According to Higgins, history suggests there could likely still be a recession before this is over.
But, hey …
76% of economists said they believe the chances of a recession in the next 12 months is 50% or less, according to a December survey from the National Association for Business Economics.
So, how bad can it be? Don’t listen to these minority mongers of negativity.
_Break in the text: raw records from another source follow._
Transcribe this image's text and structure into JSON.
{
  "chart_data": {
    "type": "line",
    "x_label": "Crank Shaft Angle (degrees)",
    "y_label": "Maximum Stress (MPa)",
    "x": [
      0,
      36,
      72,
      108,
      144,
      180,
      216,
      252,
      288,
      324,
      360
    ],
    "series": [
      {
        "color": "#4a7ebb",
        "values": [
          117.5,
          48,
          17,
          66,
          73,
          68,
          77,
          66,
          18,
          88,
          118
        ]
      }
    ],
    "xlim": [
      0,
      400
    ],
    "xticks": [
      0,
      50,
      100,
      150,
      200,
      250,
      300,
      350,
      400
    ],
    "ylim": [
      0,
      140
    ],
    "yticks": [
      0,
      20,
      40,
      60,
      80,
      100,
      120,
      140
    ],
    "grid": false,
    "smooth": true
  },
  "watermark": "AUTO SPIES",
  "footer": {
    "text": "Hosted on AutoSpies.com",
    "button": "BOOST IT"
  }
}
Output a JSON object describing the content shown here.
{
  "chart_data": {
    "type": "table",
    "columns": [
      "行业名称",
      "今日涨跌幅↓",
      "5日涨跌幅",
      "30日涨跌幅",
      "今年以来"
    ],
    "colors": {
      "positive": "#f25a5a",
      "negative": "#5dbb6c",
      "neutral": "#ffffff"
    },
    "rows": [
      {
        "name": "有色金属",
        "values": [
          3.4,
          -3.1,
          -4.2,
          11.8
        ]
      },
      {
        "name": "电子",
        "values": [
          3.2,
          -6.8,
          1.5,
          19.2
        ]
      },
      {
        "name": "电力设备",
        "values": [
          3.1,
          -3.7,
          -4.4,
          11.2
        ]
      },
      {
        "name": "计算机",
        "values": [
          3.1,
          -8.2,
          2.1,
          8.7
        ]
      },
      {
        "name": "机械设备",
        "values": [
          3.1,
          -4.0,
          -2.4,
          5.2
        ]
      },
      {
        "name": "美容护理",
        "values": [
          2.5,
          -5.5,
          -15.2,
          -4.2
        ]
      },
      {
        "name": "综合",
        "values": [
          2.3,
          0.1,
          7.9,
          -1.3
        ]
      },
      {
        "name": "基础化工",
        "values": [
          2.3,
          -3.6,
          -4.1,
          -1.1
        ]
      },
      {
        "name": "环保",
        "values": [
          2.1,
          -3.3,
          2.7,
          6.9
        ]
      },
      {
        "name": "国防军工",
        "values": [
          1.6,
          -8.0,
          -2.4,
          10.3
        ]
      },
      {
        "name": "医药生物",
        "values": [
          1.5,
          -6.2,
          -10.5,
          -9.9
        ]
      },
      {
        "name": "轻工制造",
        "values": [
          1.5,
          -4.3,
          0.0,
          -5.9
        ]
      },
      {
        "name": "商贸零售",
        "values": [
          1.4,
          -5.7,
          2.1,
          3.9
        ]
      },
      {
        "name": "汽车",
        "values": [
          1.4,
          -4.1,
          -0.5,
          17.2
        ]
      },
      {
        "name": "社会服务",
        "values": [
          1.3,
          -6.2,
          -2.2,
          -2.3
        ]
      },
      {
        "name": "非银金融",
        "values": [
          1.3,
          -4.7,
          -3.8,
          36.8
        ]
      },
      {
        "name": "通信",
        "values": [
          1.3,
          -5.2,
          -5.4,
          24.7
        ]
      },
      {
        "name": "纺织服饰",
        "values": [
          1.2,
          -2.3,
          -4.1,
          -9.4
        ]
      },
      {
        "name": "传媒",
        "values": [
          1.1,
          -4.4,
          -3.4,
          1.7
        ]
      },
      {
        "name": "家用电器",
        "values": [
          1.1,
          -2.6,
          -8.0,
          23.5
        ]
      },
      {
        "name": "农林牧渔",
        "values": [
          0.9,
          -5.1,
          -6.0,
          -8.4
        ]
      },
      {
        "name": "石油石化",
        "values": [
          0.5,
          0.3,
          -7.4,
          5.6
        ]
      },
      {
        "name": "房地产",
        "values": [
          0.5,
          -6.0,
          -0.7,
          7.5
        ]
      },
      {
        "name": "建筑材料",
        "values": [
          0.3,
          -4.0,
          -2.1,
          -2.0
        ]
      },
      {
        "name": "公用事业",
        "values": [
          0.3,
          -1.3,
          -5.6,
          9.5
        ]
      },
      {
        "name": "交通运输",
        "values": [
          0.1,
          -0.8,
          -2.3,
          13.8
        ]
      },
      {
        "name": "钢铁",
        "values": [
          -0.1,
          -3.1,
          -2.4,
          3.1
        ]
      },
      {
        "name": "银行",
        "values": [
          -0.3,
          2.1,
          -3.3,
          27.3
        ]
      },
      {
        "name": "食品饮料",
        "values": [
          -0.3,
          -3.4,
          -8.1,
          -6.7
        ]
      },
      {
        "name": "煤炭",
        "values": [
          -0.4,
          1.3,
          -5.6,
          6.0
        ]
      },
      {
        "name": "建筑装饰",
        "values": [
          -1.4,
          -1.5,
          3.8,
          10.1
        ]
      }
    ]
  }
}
Well, central banks are being kind of nattering about this, too. We’ve had four central banks put out December manufacturing reports that are solidly negative—the New York Fed, the Philly Fed, the Richmond Fed, the Chicago Fed—and now a fifth joins the chorus today as the Dallas Fed just came in with manufacturing in its region plunging deeper into the ground, too. So, there is no question that we’re in a manufacturing recession that has been going on for months—that is just holding in some regions while sliding deeper in others.
That doesn’t seem very goldilocks. How, then is everything perking along so nicely … as we are told it is?
That’s why I wrote this weekend’s Deeper Dive (Is GDP Real?) to delve into what is really behind all this wonderful GDP. Are there any weak spots? Are there any fake spots? Is there any reason to think it might all go up in smoke in the next three months?
Nah, you don’t need that, and never mind those weapons banging against each other all around the world either. We’re cruisin’ with the president!